When paused, PRA stops tracking/scaling for that autoscaler and resumes on unpause.

While paused, PRA status conditions are set to:

Ready=True (reason=Paused)
Active=False (reason=Paused)
Scaling=False (reason=Paused)

PRP and PRA Together

PRP and PRA can both write pod resources. If both target the same container/resource fields, regular patch semantics apply (last writer wins), which can cause control-loop fights.

Recommendation:

Do not overlap ownership of the same container requests/limits fields between PRP and PRA.

PRA patches the pods/resize subresource using a merge-style patch (not server-side apply). If another controller (or manual apply) writes the same fields, last writer wins.
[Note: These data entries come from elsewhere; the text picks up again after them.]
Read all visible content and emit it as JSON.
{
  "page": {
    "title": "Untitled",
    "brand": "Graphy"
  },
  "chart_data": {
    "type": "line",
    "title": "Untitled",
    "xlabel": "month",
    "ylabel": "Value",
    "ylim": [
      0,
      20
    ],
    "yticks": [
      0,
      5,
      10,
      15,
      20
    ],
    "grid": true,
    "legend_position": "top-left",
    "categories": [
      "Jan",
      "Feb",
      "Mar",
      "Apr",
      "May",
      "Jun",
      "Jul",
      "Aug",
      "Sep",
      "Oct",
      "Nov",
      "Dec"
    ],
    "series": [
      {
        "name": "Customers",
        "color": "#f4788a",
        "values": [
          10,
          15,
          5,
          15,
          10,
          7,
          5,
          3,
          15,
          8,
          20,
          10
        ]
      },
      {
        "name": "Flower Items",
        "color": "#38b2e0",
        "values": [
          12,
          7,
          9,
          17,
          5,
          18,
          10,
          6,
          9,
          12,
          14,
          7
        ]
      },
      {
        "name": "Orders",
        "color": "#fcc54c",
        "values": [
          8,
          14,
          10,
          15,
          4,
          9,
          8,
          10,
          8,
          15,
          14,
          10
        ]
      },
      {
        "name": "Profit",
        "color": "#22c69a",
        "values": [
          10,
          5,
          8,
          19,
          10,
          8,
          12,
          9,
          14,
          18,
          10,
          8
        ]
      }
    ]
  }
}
Resize Safety and Application

Pod QoS class must not change during in-place resize; candidate updates that would change QoS are skipped and reported via event.
If memory resize may restart a container (for example resizePolicy.restartPolicy=RestartContainer), PRA emits an event to signal a restart may occur.
Scale up is skipped while resize is pending/deferred/infeasible; any scaling is skipped while resize is actively in progress.
Apply is gated by policy.after and policy.delay:
- after=containerReady (default): applies only when the target container is ready
- after=running: applies as soon as the pod is Running
- after=podReady: requires PodReady instead of container readiness

Events

PRA emits Kubernetes events for validation, metrics health, and scaling lifecycle. Common events include:

PodResourceAutoscalerMetricsUnavailable / PodResourceAutoscalerMetricsRecovered
PodResourceAutoscalerBaselineUnavailable / PodResourceAutoscalerBaselineAvailable
PodResourceAutoscalerScaleUp / PodResourceAutoscalerScaleDown
PodResourceAutoscalerResizeInProgress / PodResourceAutoscalerResizePending
PodResourceAutoscalerQoSInvariantBlocked
PodResourceAutoscalerResizeMayRestart
PodResourceAutoscalerScaleFailed

Validation

CRD-level validation enforces:

XOR target / selector
at least one side among cpu.requests|cpu.limits|memory.requests|memory.limits
scaleUpThreshold > scaleDownThreshold
percent range checks (thresholds and stepPercent)
consecutiveSamples >= 1
bounds supports only cpu and memory keys

Runtime validation/guards include:

parseable pollInterval, cooldown, and delay (if set)
after must be one of running|containerReady|podReady
selected container exists
baseline resources exist and are non-zero for configured sides
counter resets / missing samples are handled (skipped)

Quick Start

1. Create a cluster with in-place resize enabled

k3d cluster create dyn-resources --no-lb \
  --k3s-arg "--disable=traefik,servicelb@server:*" \
  --k3s-arg "--kube-apiserver-arg=feature-gates=InPlacePodVerticalScaling=true@server:*"

2. Deploy an app

kubectl create deployment my-app --image=ghcr.io/kedify/sample-minute-metrics:latest
kubectl rollout status deploy/my-app

3. Create PRA

cat <<EOF | kubectl apply -f -
apiVersion: keda.kedify.io/v1alpha1
kind: PodResourceAutoscaler
metadata:
  name: my-app-pra
spec:
  target:
    kind: deployment
    name: my-app
  containerName: my-app
  policy:
    pollInterval: 5s
    consecutiveSamples: 2
    cooldown: 30s
    cpu:
      requests:
        scaleUpThreshold: 1
        scaleDownThreshold: 0
        targetUtilization: 50
  bounds:
    cpu:
      requests:
        min: 100m
        max: "2"
        step: 100m
EOF

4. Verify

kubectl get pra -o wide
kubectl get events --sort-by=.lastTimestamp | grep PodResourceAutoscaler
kubectl get pod -l app=my-app -o jsonpath="{.items[0].spec.containers[0].resources}"

Metrics

PRA publishes internal Prometheus metrics (names prefixed with kedify_agent_pra_), including:

kedify_agent_pra_reconcile_count
kedify_agent_pra_resource_updates
kedify_agent_pra_total
kedify_agent_pra_error_total
kedify_agent_pra_scaling_active

Additional decision and sizing metrics are also exported:

kedify_agent_pra_scale_decisions_total
kedify_agent_pra_scale_blocked_total
kedify_agent_pra_scale_delta_absolute
kedify_agent_pra_scale_delta_percent
kedify_agent_pra_evaluation_duration_seconds
kedify_agent_pra_time_to_apply_seconds

Notes:

kedify_agent_pra_scaling_active is derived from lastScaleTime + cooldown window.
Delta histogram units: CPU absolute delta is measured in millicores; memory absolute delta is measured in MiB.

RBAC

PRA requires (at minimum):

Pods: get/list/watch
Pods/resize subresource: patch
Nodes proxy: get
PodResourceAutoscalers: get/list/watch/update/patch + status get/update/patch
Deployments/DaemonSets/StatefulSets: get/list/watch